С фамильярностью старого знакомого он обратился к детям, только что вставшим из-за стола:

— Спел бы ты нам что-нибудь, Ланье. Спой нам вместе с Топси хорошую песенку.

— Какую же песенку вам спеть? — спросил мальчик, забавно растягивая слова, как все американские дети, выросшие во Франции.

— Ну вот хотя бы «Mon ami Pierrot».

Без всякого жеманства брат и сестра стали рядом, и два пискливо-звонких голоска понеслись в тишине вечера:

Au clair de la tune
Mon ami Pierrot
Prete moi ta plume
Pour ecrire un mot
Ma chandelle est morte
Je n’ai plus de feu
Ouvre moi ta porte
Pour t’amour de Dieu.[3]

Песенка кончилась; разрумяненные закатными лучами, дети с безмятежной улыбкой принимали похвалы и одобрения. Розмэри вилла «Диана» казалась сейчас центром вселенной. На таких подмостках не может не разыграться что-то необыкновенное. Она встрепенулась, услышав, как звякнула калитка, пропуская новых гостей, — это ввалились скопом супруги Маккиско, миссис Абрамс, мистер Дамфри и мистер Кампион и сразу же устремились к веранде.

Розмэри полоснуло досадой — она торопливо глянула на Дика, словно спрашивая, что означает столь странное смешение. Но в его поведении не заметно было ничего необычного. Он приветствовал гостей с горделивым достоинством, всем своим видом показывая, что ценит заложенные в них безграничные и еще не раскрытые возможности. И так сильна была ее вера в него, что минуту спустя она уже принимала как должное присутствие Маккиско с компанией, и ей даже казалось, что она с самого начала ожидала их здесь увидеть.

— Мы с вами встречались в Париже, — сказал Маккиско Эйбу Норту, который вместе с женой явился вслед за ними. — Даже два раза встречались.

— Как же, как же, конечно, — подтвердил Эйб.

— А скажите, где это было? — спросил Маккиско, вместо того чтобы благоразумно поставить точку.

— Да, кажется… — Но тут игра надоела Эйбу. — Не помню где.

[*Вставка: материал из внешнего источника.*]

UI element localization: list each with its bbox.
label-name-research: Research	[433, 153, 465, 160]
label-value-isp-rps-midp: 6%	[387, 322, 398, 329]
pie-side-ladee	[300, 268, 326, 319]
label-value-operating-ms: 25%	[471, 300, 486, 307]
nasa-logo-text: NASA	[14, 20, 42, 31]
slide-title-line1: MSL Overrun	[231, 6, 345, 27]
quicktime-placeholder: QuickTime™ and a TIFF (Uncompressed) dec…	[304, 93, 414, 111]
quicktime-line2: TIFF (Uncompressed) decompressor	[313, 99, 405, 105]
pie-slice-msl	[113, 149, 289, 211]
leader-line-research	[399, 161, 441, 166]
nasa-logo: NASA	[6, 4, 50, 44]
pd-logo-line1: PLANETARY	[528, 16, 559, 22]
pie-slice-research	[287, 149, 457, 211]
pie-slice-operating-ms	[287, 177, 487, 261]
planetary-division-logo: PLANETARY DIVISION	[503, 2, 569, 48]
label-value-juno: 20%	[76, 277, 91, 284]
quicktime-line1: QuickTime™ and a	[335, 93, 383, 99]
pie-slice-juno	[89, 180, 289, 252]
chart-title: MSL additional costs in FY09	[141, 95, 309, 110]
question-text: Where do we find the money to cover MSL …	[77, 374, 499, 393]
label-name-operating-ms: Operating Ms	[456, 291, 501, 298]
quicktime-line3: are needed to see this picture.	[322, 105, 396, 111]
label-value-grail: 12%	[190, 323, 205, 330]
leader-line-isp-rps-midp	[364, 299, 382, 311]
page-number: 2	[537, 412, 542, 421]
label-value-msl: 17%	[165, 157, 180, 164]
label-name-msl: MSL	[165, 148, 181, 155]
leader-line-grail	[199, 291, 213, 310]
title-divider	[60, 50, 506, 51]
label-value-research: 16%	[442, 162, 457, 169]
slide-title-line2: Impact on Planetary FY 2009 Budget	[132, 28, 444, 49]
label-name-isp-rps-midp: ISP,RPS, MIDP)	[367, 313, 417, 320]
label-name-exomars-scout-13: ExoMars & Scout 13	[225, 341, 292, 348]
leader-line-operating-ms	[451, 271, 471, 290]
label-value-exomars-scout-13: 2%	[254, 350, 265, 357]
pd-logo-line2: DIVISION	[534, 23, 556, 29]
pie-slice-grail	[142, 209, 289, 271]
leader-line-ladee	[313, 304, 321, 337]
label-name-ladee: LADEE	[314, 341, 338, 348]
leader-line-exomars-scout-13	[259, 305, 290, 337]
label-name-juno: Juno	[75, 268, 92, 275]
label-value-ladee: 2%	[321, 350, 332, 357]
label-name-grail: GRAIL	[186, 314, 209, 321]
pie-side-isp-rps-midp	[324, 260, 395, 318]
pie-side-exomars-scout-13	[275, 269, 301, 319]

Этот обмен репликами заполнил возникшую паузу; инстинкт подсказывал Розмэри, что теперь положение требует чьего-то тактичного вмешательства, но Дик не делал никаких попыток изменить порядок, в котором расположилось все общество с приходом последних гостей, или хотя бы сбить спесь со снисходительно улыбающейся миссис Маккиско. Он не старался развязать затянувшийся узел отношений, потому что не придавал этому сейчас значения и знал, что он развяжется сам собой. Свои силы он приберегал для более значительного момента, когда можно будет, явив себя гостям с новой стороны, дать им насладиться оказанным приемом.

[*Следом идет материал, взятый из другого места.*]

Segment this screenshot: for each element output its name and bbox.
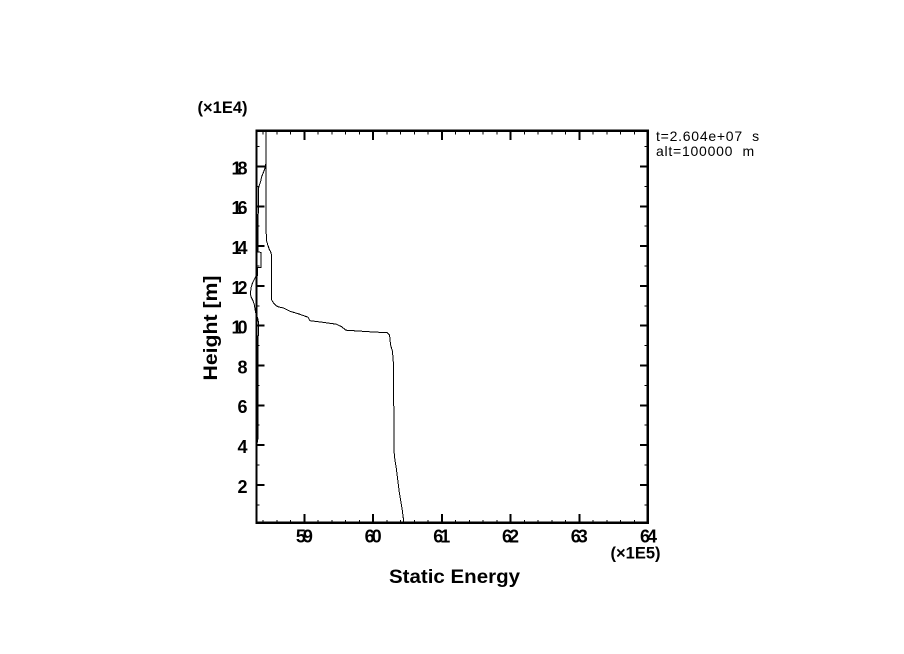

Розмэри стояла рядом с Томми Барбаном, который был в необычно язвительном настроении, — казалось, у него есть на то особые причины. Он сообщил Розмэри, что завтра уезжает.

— Собрались на родину?

— На родину? У меня нет родины. Я собрался на войну.

— На какую войну?

— На какую-нибудь. Я давно не читал газет, но где-то же наверняка идет война — не бывает, чтобы нигде не шла.

— Разве вам все равно, за что сражаться?

— Абсолютно — лишь бы со мной были достаточно обходительны. Когда у меня начинается брожение в крови, я еду к Дайверам, потому что знаю: здесь мне очень скоро захочется на войну.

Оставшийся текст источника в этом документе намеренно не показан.